Another rare highlight of his early career was working with Powell and Loy, he said in 1995. "I have very positive feelings regarding both of them — they were very sweet people, especially Myrna Loy. And that cute little dog Asta. I liked that little dog."
He quit acting for five years after graduating high school. He returned in the '50s, having to work his way back up on early TV dramas and in small features like Gun for a Coward (1956) and The Careless Years (1957), which showed he had grown into a handsome, capable young lead, a difficult transition for a child star to make. He made his first huge comeback impression opposite Roddy McDowall (1928-1998) in the Broadway production of Compulsion (1957), which was based on the story of thrill killers Leopold (1904-1971) & Loeb (1905-1936), and also played the role to great acclaim in the 1959 film with Bradford Dillman (1930-2018).
He was an integral part of the British drama Sons and Lovers (1960), and in 1962, he stunned critics in Long Day's Journey Into Night with Katharine Hepburn (1907-2003) and Jason Robards (1922-2000). In spite of an acting resurgence, he quit again by mid-decade, this time dropping out to participate in hippie culture.
When he returned to acting in 1968, he was shocked to discover he couldn't get work easily, so he leaned more heavily into TV roles and did dinner theater to help survive.
During this phase, he appeared in the horror flick The Dunwich Horror (1970), The Last Movie (1971) for director Dennis Hopper (1936-2010), and a slew of TV guest spots, including on Columbo (1972 & 1975) and Night Gallery (1973).
In his 50s, when many actors find themselves at the ends of their careers, Stockwell got his real estate license and prepared to bolt the industry yet again. Instead, a call from actor Harry Dean Stanton (1926-2017) led to him joining the cast of Wim Wenders' (b. 1945) Paris, Texas (1984) and giving a knockout performance that showed he was just getting a second wind.
David Lynch (b. 1946) was roasted for Dune (1984), but Stockwell's participation in it directly led to his casting as flamboyant Ben, the pansexual pimp who lip-synchs and generally gives off creepy power vibes in Blue Velvet (1986). It was a mere cameo, yet is one of the film's most memorable sequences.
Stockwell, continuing on a roll, was Oscar-nominated for one of his favorite performances, as Tony "The Tiger" Russo in Jonathan Demme's (1944-2017) mafia comedy Married to the Mob (1988), and also won praise for his portrayal of Howard Hughes (1905-1976) in Tucker: The Man and His Dream (1988), a part he later said he was allowed to basically write himself.
In 1988, The New York Times profiled the actor, then 52, who said his nearly lifelong relationship with the movies was due to his "intuition.
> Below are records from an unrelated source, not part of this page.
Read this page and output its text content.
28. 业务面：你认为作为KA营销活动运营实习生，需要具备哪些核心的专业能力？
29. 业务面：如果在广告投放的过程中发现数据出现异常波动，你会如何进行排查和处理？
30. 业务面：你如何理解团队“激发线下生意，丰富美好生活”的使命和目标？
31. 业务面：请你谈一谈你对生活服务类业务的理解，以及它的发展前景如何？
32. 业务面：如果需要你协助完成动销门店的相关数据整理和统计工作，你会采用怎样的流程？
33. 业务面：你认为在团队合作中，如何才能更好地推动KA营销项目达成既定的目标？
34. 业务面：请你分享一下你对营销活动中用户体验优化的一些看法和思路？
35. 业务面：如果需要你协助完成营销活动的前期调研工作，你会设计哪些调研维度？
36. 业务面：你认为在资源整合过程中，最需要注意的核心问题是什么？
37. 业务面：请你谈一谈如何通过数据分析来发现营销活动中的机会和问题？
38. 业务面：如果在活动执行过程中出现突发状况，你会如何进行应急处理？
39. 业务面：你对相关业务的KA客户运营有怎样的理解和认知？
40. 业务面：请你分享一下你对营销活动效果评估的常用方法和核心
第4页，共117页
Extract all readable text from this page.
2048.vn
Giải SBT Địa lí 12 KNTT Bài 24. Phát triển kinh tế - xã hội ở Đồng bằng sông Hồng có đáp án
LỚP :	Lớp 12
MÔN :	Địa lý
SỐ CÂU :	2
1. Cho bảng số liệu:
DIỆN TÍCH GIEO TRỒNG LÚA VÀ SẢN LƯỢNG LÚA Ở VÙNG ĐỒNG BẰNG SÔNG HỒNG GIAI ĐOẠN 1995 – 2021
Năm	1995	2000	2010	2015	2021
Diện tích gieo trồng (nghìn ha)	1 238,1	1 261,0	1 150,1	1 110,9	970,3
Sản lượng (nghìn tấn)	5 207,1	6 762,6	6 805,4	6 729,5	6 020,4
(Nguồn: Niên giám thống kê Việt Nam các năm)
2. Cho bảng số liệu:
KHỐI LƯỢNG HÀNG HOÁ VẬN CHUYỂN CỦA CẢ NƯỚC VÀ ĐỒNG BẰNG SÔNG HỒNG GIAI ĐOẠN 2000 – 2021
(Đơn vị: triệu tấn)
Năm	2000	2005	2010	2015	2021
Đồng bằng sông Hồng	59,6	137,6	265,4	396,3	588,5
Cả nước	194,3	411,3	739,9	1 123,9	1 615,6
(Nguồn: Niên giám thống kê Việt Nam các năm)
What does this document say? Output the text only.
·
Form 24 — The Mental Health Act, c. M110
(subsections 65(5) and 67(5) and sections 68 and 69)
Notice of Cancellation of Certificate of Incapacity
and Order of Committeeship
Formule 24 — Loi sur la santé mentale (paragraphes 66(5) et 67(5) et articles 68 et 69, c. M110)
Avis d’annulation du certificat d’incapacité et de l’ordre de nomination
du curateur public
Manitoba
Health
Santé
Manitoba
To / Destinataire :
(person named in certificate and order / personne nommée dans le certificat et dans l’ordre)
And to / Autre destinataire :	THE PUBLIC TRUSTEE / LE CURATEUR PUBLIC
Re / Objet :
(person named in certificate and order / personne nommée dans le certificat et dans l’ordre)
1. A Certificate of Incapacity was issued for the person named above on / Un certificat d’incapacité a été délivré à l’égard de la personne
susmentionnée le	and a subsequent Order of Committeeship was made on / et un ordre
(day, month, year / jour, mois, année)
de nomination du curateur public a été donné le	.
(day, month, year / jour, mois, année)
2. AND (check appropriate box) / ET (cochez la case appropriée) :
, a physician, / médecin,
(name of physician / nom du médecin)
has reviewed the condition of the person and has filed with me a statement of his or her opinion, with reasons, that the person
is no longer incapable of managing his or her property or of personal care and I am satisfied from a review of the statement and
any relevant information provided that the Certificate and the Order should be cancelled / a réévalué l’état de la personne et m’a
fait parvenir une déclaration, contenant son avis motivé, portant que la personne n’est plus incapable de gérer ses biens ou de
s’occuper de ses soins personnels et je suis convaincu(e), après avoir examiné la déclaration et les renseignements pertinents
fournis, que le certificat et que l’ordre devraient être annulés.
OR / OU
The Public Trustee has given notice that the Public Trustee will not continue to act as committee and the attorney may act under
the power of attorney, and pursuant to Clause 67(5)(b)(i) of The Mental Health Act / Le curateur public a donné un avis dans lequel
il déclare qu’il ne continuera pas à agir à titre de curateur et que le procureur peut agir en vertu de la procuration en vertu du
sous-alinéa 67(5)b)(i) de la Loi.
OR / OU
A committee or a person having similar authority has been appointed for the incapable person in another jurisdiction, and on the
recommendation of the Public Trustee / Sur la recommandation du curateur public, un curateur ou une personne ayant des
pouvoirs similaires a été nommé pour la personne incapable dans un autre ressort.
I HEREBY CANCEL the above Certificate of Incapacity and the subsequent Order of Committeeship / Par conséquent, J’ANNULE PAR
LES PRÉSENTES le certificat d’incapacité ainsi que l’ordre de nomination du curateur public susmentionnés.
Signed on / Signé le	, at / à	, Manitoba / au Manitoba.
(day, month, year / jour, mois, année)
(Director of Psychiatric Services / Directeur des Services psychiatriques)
Somehow, I was able to find an accommodation with the camera as a child and it became almost like an ally. I got on very intimate terms with it."
From 1989-1993, Stockwell appeared on TV's Quantum Leap with Scott Bakula, a role that brought him four Emmy nominations and his Golden Globe, and the role for which he would become most famous.
He continued working at a feverish pace, and enjoyed two more TV hits with a recurring role on JAG (2002-2004) and as John Cavil on Battlestar Galactica (2006-2009).
After a film shot earlier but released in 2015 called Entertainment and his last TV appearance, on an episode of Bakula's NCIS: New Orleans (2014), Stockwell, who was also a sculptor, retired. He had a stroke in 2015, but managed to recover.
Married and divorced twice, including a union with The Diary of Anne Frank (1959) star Millie Perkins, now 83, he is survived by his two children.